REBECCA ZLOTOWSKI
Rebecca Zlotowski sur le tournage d'Une fille facile. © Ad Vitam

Rebecca Zlotowski : « Zahia parle comme un per­son­nage de Rohmer »

Rebecca Zlotowski explore avec finesse l’archétype de la « bimbo ». Porté par l’ex-call-girl Zahia Dehar, son film raconte l’été de tous les dangers de deux cousines sur la Côte d’Azur… Solaire, faussement léger, ce récit d’apprentissage parle aussi très bien des conflits de classe. Explications avec sa (brillante) réalisatrice…

Causette : Pourquoi ce thème de la « fille facile » ?
Rebecca Zlotowski : Je suis fascinée quand le cinéma travaille les archétypes. Car, qui dit archétypes, dit représentations et, forcément, les libidos qui y sont associées ! C’est cela que j’ai envie d’explorer. Pour montrer autre chose…

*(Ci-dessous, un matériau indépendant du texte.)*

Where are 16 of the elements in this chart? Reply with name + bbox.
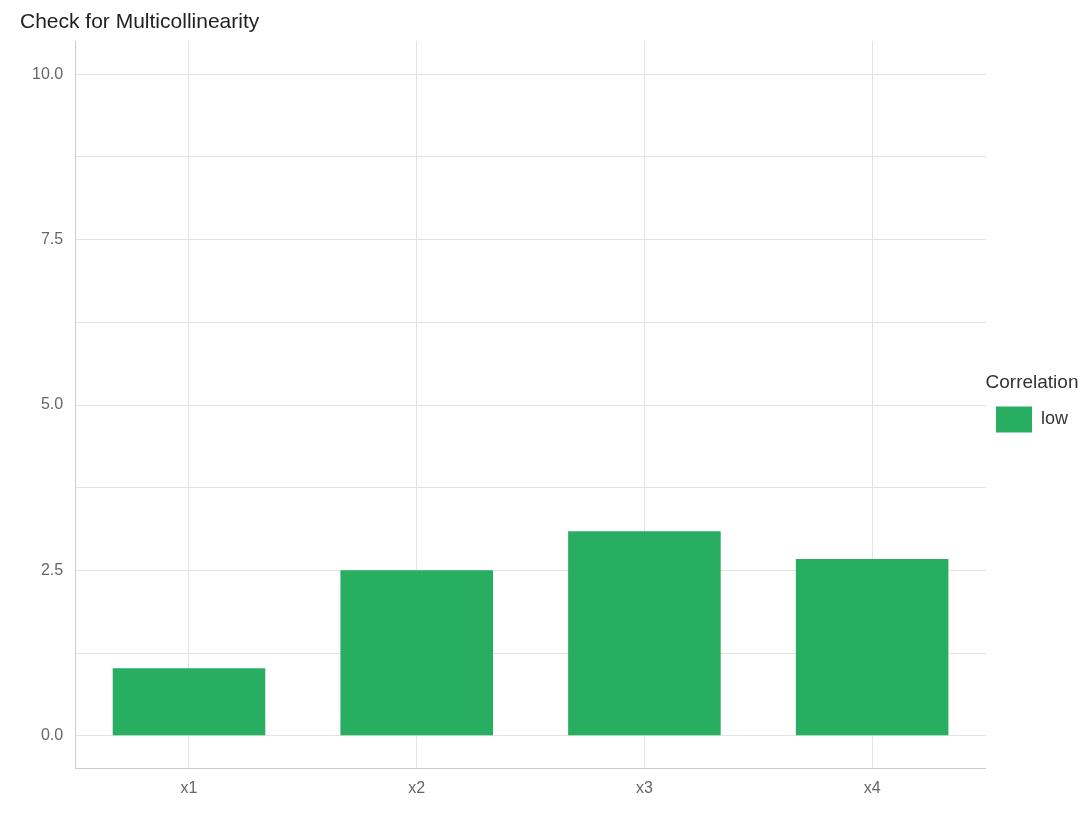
y-tick-label: 10.0 — [32, 64, 64, 82]
x-tick-label: x2 — [408, 778, 426, 796]
bar — [340, 570, 493, 736]
y-tick-label: 2.5 — [40, 560, 64, 578]
bar — [112, 668, 266, 736]
y-tick-label: 7.5 — [40, 230, 64, 248]
y-tick-label: 0.0 — [40, 726, 64, 744]
x-tick-label: x3 — [635, 778, 653, 796]
x-tick-label: x1 — [180, 778, 198, 796]
legend-label: low — [1040, 408, 1069, 429]
chart-title: Check for Multicollinearity — [20, 9, 260, 33]
bar — [795, 559, 949, 736]
x-tick-label: x4 — [863, 778, 881, 796]
y-tick-label: 5.0 — [40, 395, 64, 413]
legend-title: Correlation — [985, 371, 1079, 393]
bar — [568, 531, 721, 736]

Votre film est solaire et léger, au moins en apparence. On pense à Rohmer, mais son côté méditerranéen évoque aussi
le cinéma italien des années 1960…

R. Z. : Ce cinéma fait complètement partie de ma cinéphilie, même si je suis née en 1980. Je pense aux films de Fellini, de De Sica, à Riz amer : ils sont tous traversés par des filles qui font des concours de tee-shirts mouillés ! Je sais pourquoi j’ai été fascinée par eux. J’ai grandi orpheline, sans mère. D’une certaine façon, ce cinéma m’a appris ce qu’était une femme. Et ce que je devrais être… peut-être (rires) ! De fait, je pense qu’on peut y revenir, aujourd’hui, en s’en amusant. C’est ce que j’ai aimé avec Zahia : le jeu qu’elle propose à partir de ça.

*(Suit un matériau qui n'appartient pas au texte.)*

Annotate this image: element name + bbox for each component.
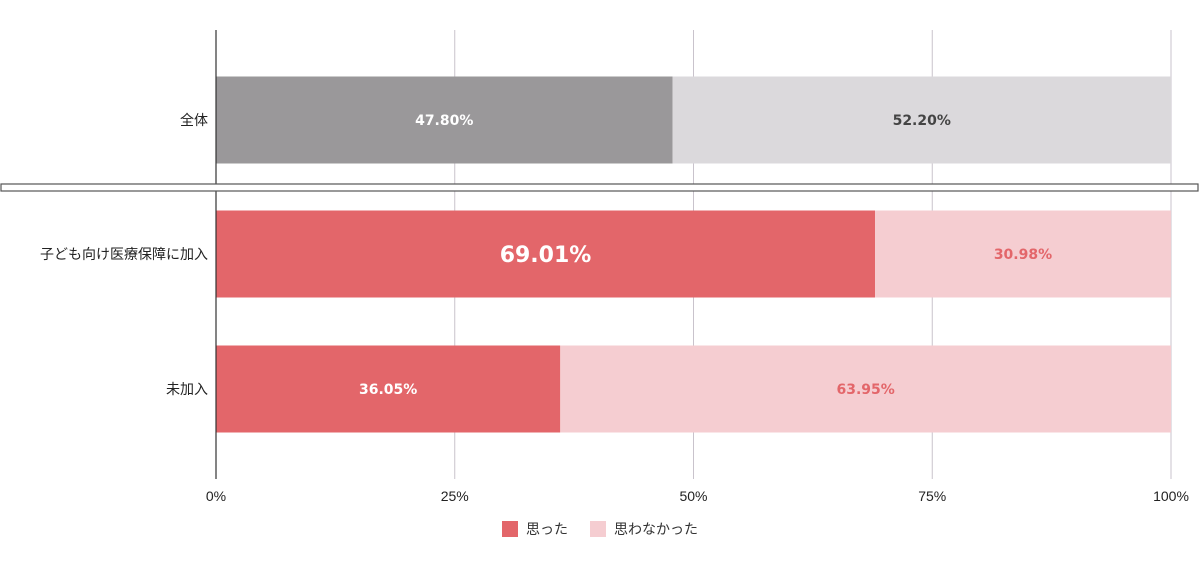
- data-label-yes: 36.05%: [359, 382, 417, 398]
- x-tick-label: 25%: [441, 488, 469, 504]
- legend-label-yes: 思った: [526, 522, 568, 538]
- data-label-yes: 69.01%: [500, 243, 592, 268]
- x-tick-label: 50%: [679, 488, 707, 504]
- bar-yes: [216, 345, 561, 433]
- bar-yes: [216, 76, 673, 164]
- data-label-no: 30.98%: [994, 247, 1052, 263]
- bar-no: [672, 76, 1171, 164]
- bar-no: [875, 210, 1171, 298]
- legend-swatch-yes: [502, 521, 518, 537]
- legend-item-no: 思わなかった: [590, 519, 698, 539]
- legend-label-no: 思わなかった: [614, 522, 698, 538]
- x-tick-label: 75%: [918, 488, 946, 504]
- axis-break: [0, 183, 1199, 192]
- data-label-no: 63.95%: [836, 382, 894, 398]
- data-label-yes: 47.80%: [415, 113, 473, 129]
- bar-yes: [216, 210, 876, 298]
- data-label-no: 52.20%: [893, 113, 951, 129]
- category-label: 子ども向け医療保障に加入: [40, 246, 208, 262]
- bar-no: [560, 345, 1171, 433]
- x-tick-label: 0%: [206, 488, 226, 504]
- category-label: 未加入: [166, 381, 208, 397]
- legend: 思った 思わなかった: [0, 519, 1200, 539]
- x-tick-label: 100%: [1153, 488, 1189, 504]
- legend-item-yes: 思った: [502, 519, 568, 539]
- category-label: 全体: [180, 112, 208, 128]
- legend-swatch-no: [590, 521, 606, 537]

Cette rencontre entre vous, la cinéaste normalienne estampillée intello, et elle, l’ex-call-girl, est inattendue. Comment s’est-elle produite ?
R. Z. : C’est elle qui m’a contactée sur Instagram. Je n’en revenais pas ! Tout m’intéressait chez elle. Son trajet de transfuge sociale, son arabité, sa surféminité. Elle m’était déjà sympathique à l’époque de l’affaire de mœurs avec les footballeurs. Du coup, j’ai regardé ses vidéos sur son compte et j’ai été fascinée : elle parle comme un personnage de Rohmer ! Je lui ai donc écrit le rôle de Sofia sur mesure. Avec sa prosodie, sa manière de se déplacer. In fine, Zahia m’a apporté le courage de faire simple. D’être libre…

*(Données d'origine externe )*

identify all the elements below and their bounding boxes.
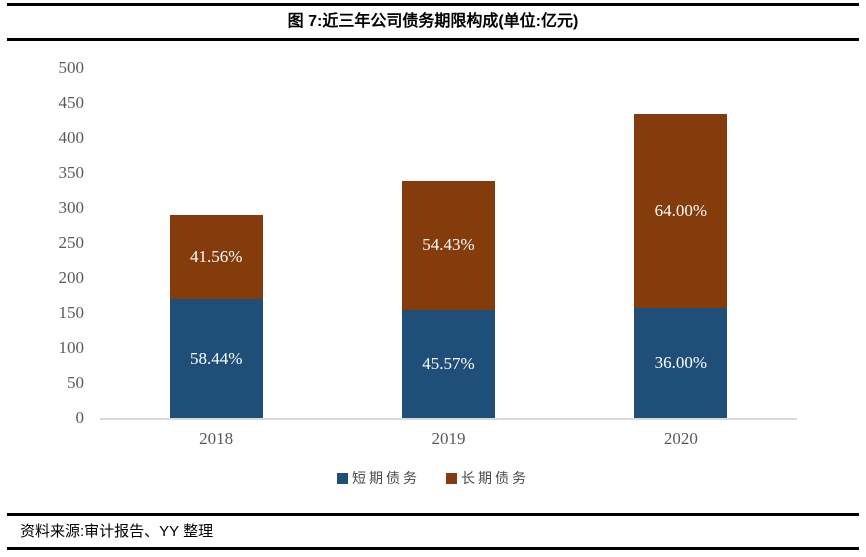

Votre film, très sensuel, déconstruit la nudité avec pas mal d’humour…
R. Z. : Zahia est quelqu’un qui aime s’amuser avec l’ultra-féminité. Il y a une sorte d’esthétique camp chez elle. Vous savez, celle qui pousse très loin les curseurs du queer. On retrouve beaucoup d’humour dans cette esthétique performative, mais aussi une forme de contestation. Et puis je ne voulais pas la regarder de manière inquisitrice. Univoque. Déjà, parce qu’étant ­hétérosexuelle, je ne la désire pas. Mon film propose donc une ronde de regards sur son personnage : celui du milliardaire brésilien, celui de sa cousine, le mien.

Une fille facile est donc aussi un film politique ?
R. Z. : Au cœur du projet, il y avait l’idée qu’il fallait filmer les conflits de classe. Les riches (sur les yachts) et les pauvres (qui les regardent). Mais ça n’est pas manichéen ! Car, pour moi, le conflit le plus fort se trouve à l’intérieur de ces classes. D’où cette violence sourde entre le steward (qui travaille sur le bateau du milliardaire) et Naïma (la jeune cousine de Sofia). Le mépris n’est jamais aussi puissant que lorsqu’on l’adresse à soi-même. Je le sais par expérience…

Une fille facile, de Rebecca Zlotowski. Sortie le 28 août.